Surgical closure of patent ductus arteriosus: Surgical results are also excellent. Surgery is the preferred treatment for a large PDA and/or if closure is required during infancy. It is done through a small incision between the ribs on the left side. The ductus is identified and either tied off or divided. Surgical complications are rare and include hoarseness or paralyzed diaphragm, infection, bleeding, and accumulation of fluid around the lungs. Most children go home two or three days after the surgery.


Care and services for patients with this problem are provided in the Congenital Heart, Interventional Cardiology and Cardiovascular Surgery clinics at the University of Michigan Medical Center in Ann Arbor.

What is the outlook for children with this problem?

The outlook for these patients is excellent as long as treatment is initiated soon enough to prevent pulmonary vascular obstructive disease. Possible long-term complications include coarctation (narrowing of the aorta) or recurrence of the vessel although both problems are extremely rare.

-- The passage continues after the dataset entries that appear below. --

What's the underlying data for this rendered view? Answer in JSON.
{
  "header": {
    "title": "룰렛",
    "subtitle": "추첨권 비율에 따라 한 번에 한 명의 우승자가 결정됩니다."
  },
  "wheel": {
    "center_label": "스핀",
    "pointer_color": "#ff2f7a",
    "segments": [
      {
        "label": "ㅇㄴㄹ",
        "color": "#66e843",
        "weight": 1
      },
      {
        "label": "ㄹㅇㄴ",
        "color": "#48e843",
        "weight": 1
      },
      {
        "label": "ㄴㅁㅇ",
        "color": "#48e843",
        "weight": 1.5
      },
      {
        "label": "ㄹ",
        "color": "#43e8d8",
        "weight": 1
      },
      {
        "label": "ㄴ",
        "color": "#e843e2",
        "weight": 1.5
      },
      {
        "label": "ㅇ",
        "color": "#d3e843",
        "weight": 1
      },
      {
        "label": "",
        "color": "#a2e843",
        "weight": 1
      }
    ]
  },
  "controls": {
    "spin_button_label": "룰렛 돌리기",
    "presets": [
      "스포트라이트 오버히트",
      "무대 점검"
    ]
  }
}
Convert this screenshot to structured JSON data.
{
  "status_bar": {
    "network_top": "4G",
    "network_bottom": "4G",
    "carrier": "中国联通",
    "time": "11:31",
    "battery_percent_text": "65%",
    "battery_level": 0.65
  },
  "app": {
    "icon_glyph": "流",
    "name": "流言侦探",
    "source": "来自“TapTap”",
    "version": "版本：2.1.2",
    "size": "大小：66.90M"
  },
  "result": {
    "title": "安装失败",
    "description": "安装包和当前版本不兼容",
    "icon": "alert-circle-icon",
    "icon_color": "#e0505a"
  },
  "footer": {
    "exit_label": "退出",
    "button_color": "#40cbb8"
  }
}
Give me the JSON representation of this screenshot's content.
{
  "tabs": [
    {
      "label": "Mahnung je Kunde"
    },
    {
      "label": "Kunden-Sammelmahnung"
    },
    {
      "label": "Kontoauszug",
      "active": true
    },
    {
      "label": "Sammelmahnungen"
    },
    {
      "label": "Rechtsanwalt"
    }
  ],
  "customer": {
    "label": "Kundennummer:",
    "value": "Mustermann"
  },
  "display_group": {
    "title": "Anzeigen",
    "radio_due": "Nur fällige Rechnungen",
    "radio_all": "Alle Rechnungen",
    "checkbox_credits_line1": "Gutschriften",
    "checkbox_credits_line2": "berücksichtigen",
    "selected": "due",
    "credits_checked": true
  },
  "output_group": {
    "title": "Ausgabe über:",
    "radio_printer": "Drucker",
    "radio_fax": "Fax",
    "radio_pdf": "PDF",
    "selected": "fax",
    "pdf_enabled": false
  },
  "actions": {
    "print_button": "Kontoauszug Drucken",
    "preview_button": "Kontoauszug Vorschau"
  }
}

Lloyd TR, Fedderly R, Mendelsohn AM et al. Transcatheter occlusion of patent ductus arteriosus. Circulation 1993:88;1412-1420.

Mullins CE & Pagotto L. Patent ductus arteriosus. In Garson A, Bricker J, Fisher D & Neish S (Eds), The science and practice of pediatric cardiology. Williams & Wilkins: Baltimore, MD, 1181-1197.

Park MK. Left-to-right shunt lesions. In Pediatric cardiology for practitioners. Mosby-Year Book: St Louis, MO, 1996,142-145.

Shim D & Beekman RH. Transcatheter management of patent ductus arteriosus. Pediatr Cardiol 1998:19;67-71.